Trois femmes jihadistes, soupçonnées d’avoir appartenu à l'État islamique, jugées à Paris

La cour d'assises de Paris (illustration). - AFP
Trois femmes jihadistes soupçonnées d'avoir appartenu au groupe État islamique (EI) en Syrie, dont la nièce des frères Clain, doivent comparaître à partir de ce lundi 15 septembre devant la cour d'assises spéciale de Paris, notamment pour association de malfaiteurs terroriste.
Jennyfer Clain, aujourd'hui âgée de 34 ans, est la nièce de Jean-Michel et Fabien Clain, deux responsables de la propagande de l'EI présumés morts en Syrie et voix de la revendication des attentats du 13-Novembre. Les deux autres accusées sont sa belle-mère, Christine Allain, et sa belle-soeur par alliance, Mayalen Duhart. Jennyfer Clain et Christine Allain comparaissent détenues.
Fabien Clain avait notamment lu le communiqué de revendication des attentats du 13-Novembre sur fond de chants religieux de son frère, un rôle "essentiel pour diffuser et amplifier la terreur et attirer de nouveaux combattants", avait estimé en 2022 la cour d'assises qui les avait condamnés en leur absence à la perpétuité incompressible.
C'était d'ailleurs la volonté de rejoindre ses oncles en Égypte qui avait conduit Jennyfer Clain à se marier religieusement à 16 ans avec un prétendant que Jean-Michel Clain avait choisi pour elle, Kevin Gonot. Elle les avait ensuite suivis tous les trois à partir de 2014 en Syrie, à Raqqa, où son mari était lui-aussi devenu membre de l'État islamique.
Un "itinéraire engagé dans l'idéologie salafo-jihadiste"
Sur place vivait également la mère de Kevin Gonot, Christine Allain, aujourd'hui âgée de 67 ans. L'ancienne éducatrice spécialisée, réputée sans histoire, s'était convertie à l'islam quelques années plus tôt. Autrefois sujette à la dépression, Christine Allain avait été initiée au Coran par son fils aîné, Thomas Collange, né en 1982 d'une première union, et qu'elle considérait comme "le sauveur".
Ce dernier avait également entraîné dans sa nouvelle foi sa compagne, Mayalen Duhart, d'abord rencontrée à l'adolescence dans son Pays basque natal, puis retrouvée à la faculté de Toulouse, où il avait fait la connaissance de Fabien Clain.
À partir de 2004, le couple Duhart-Collange s'était rendu à plusieurs reprises en Syrie, avant de s'y installer définitivement en 2014, trois ans après le début de la guerre dans ce pays. Les départs en Syrie des trois accusées s'inscrivaient dans la poursuite d'un "itinéraire engagé depuis une dizaine d'années dans l'idéologie salafo-jihadiste", écrivent les magistrats dans leur acte d'accusation dont l'AFP a eu connaissance.

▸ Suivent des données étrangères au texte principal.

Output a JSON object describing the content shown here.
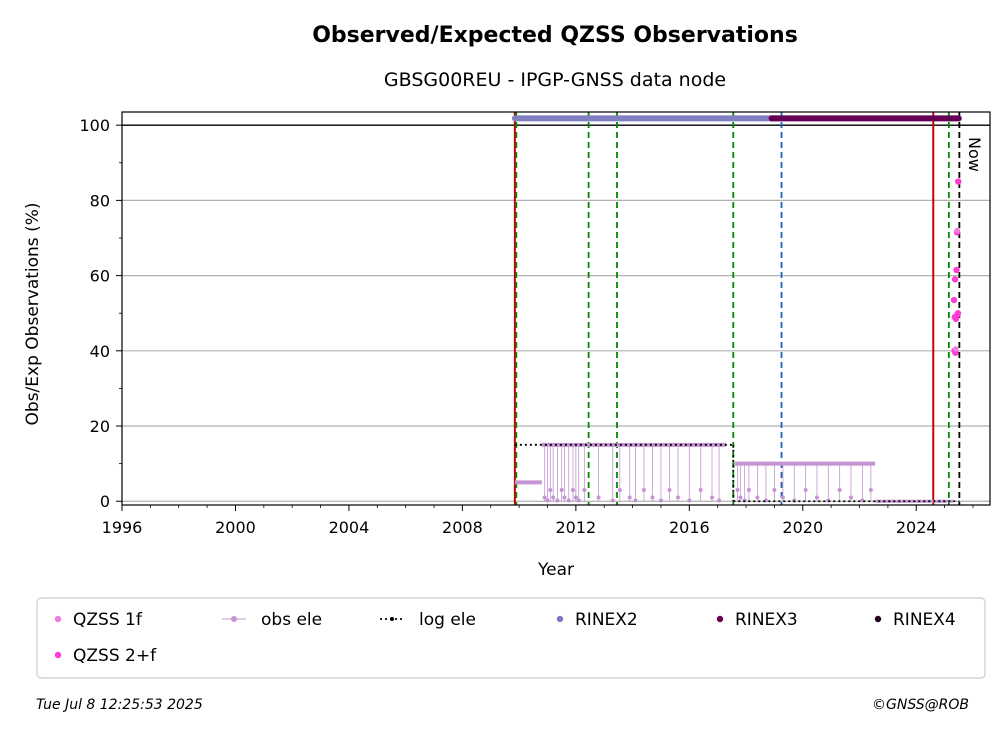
{
  "chart_data": {
    "type": "scatter",
    "title": "Observed/Expected QZSS Observations",
    "subtitle": "GBSG00REU - IPGP-GNSS data node",
    "xlabel": "Year",
    "ylabel": "Obs/Exp Observations (%)",
    "xlim": [
      1996,
      2026.6
    ],
    "ylim": [
      -1,
      103.5
    ],
    "x_ticks": [
      1996,
      2000,
      2004,
      2008,
      2012,
      2016,
      2020,
      2024
    ],
    "y_ticks": [
      0,
      20,
      40,
      60,
      80,
      100
    ],
    "grid": "y",
    "now_label": "Now",
    "now_x": 2025.52,
    "legend": {
      "placement": "bottom",
      "entries": [
        {
          "label": "QZSS 1f",
          "color": "#f07ee0"
        },
        {
          "label": "obs ele",
          "color": "#c495d2"
        },
        {
          "label": "log ele",
          "color": "#000000"
        },
        {
          "label": "RINEX2",
          "color": "#7b7bbf"
        },
        {
          "label": "RINEX3",
          "color": "#660055"
        },
        {
          "label": "RINEX4",
          "color": "#220022"
        },
        {
          "label": "QZSS 2+f",
          "color": "#ff3dd4"
        }
      ]
    },
    "vertical_lines": [
      {
        "x": 2009.85,
        "color": "#cc0000",
        "style": "solid"
      },
      {
        "x": 2009.9,
        "color": "#008800",
        "style": "dashed"
      },
      {
        "x": 2012.45,
        "color": "#008800",
        "style": "dashed"
      },
      {
        "x": 2013.45,
        "color": "#008800",
        "style": "dashed"
      },
      {
        "x": 2017.55,
        "color": "#008800",
        "style": "dashed"
      },
      {
        "x": 2019.25,
        "color": "#1f5fbf",
        "style": "dashed"
      },
      {
        "x": 2024.6,
        "color": "#cc0000",
        "style": "solid"
      },
      {
        "x": 2025.15,
        "color": "#008800",
        "style": "dashed"
      },
      {
        "x": 2025.52,
        "color": "#000000",
        "style": "dashed"
      }
    ],
    "file_bars": [
      {
        "series": "RINEX2",
        "start": 2009.85,
        "end": 2019.1,
        "y": 101.8,
        "color": "#8080c0"
      },
      {
        "series": "RINEX3",
        "start": 2018.9,
        "end": 2025.5,
        "y": 101.8,
        "color": "#660055"
      }
    ],
    "log_ele": [
      {
        "start": 2009.85,
        "end": 2017.55,
        "y": 15
      },
      {
        "start": 2017.55,
        "end": 2025.52,
        "y": 0
      }
    ],
    "obs_ele": [
      {
        "start": 2009.85,
        "end": 2010.8,
        "y": 5
      },
      {
        "start": 2010.8,
        "end": 2017.3,
        "y": 15
      },
      {
        "start": 2017.6,
        "end": 2022.55,
        "y": 10
      },
      {
        "start": 2022.55,
        "end": 2025.3,
        "y": 0
      }
    ],
    "obs_ele_drops": [
      2010.9,
      2011.0,
      2011.1,
      2011.2,
      2011.35,
      2011.5,
      2011.6,
      2011.75,
      2011.9,
      2012.0,
      2012.1,
      2012.3,
      2012.8,
      2013.3,
      2013.55,
      2013.9,
      2014.1,
      2014.4,
      2014.7,
      2015.0,
      2015.3,
      2015.6,
      2016.0,
      2016.4,
      2016.8,
      2017.05,
      2017.7,
      2017.8,
      2017.95,
      2018.1,
      2018.4,
      2018.7,
      2019.0,
      2019.3,
      2019.7,
      2020.1,
      2020.5,
      2020.9,
      2021.3,
      2021.7,
      2022.1,
      2022.4
    ],
    "qzss_2f": [
      {
        "x": 2025.35,
        "y": 40
      },
      {
        "x": 2025.38,
        "y": 39.5
      },
      {
        "x": 2025.36,
        "y": 49
      },
      {
        "x": 2025.4,
        "y": 48.5
      },
      {
        "x": 2025.44,
        "y": 49.5
      },
      {
        "x": 2025.47,
        "y": 50
      },
      {
        "x": 2025.33,
        "y": 53.5
      },
      {
        "x": 2025.37,
        "y": 59
      },
      {
        "x": 2025.42,
        "y": 61.5
      },
      {
        "x": 2025.44,
        "y": 71.5
      },
      {
        "x": 2025.48,
        "y": 85
      }
    ],
    "qzss_1f": [
      {
        "x": 2025.39,
        "y": 40.5
      },
      {
        "x": 2025.45,
        "y": 72
      }
    ]
  },
  "footer": {
    "timestamp": "Tue Jul  8 12:25:53 2025",
    "credit": "©GNSS@ROB"
  }
}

Le procès devant la cour d'assises spécialement composée - c'est-à-dire sans jurés populaires, la règle en matière de justice antiterroriste - doit se tenir jusqu'au 26 septembre. Les trois accusées encourent jusqu'à 30 ans de réclusion.
Mis en examen en 2019
Christine Allain, Jennyfer Clain et Mayalen Duhart avaient été expulsées de Turquie et mises en examen à leur arrivée en France en septembre 2019, accompagnées de neuf enfants de 3 à 13 ans. Elles avaient été arrêtées deux mois plus tôt dans la province turque de Kilis, frontalière avec la Syrie.
L'interpellation mettait fin à deux années d'itinérance après la chute de Raqqa, lorsqu'elles avaient suivi le groupe État islamique le long du fleuve Euphrate, au gré de la perte des territoires du fait des offensives kurdes. Kevin Gonot et Thomas Collange avaient été arrêtés lors de cette retraite. Le premier avait été condamné à mort en Irak en 2019.
Dans leur décision de les renvoyer devant une juridiction criminelle, les juges d'instruction ont relevé que les trois mises en cause "se sont maintenues de manière durable" au sein de groupes jihadistes.
"C'est bien en toute connaissance de cause" que la belle-mère et ses deux brus ont fait le choix, "après l'instauration du califat, de rejoindre l'EI en Syrie", elles et leurs familles bénéficiant de salaires ou de logements fournis par l'organisation, ont encore souligné les magistrats.
Jennyfer Clain et Mayalen Duhart sont également poursuivies pour s'être soustraites à leurs obligations parentales, notamment pour avoir emmené volontairement leurs enfants qui vivaient jusqu'alors en France - quatre chacune - "dans une zone en guerre pour y rejoindre un groupe terroriste, en les exposant ainsi à un risque important d'atteinte physique et psychologique" et "de graves traumatismes".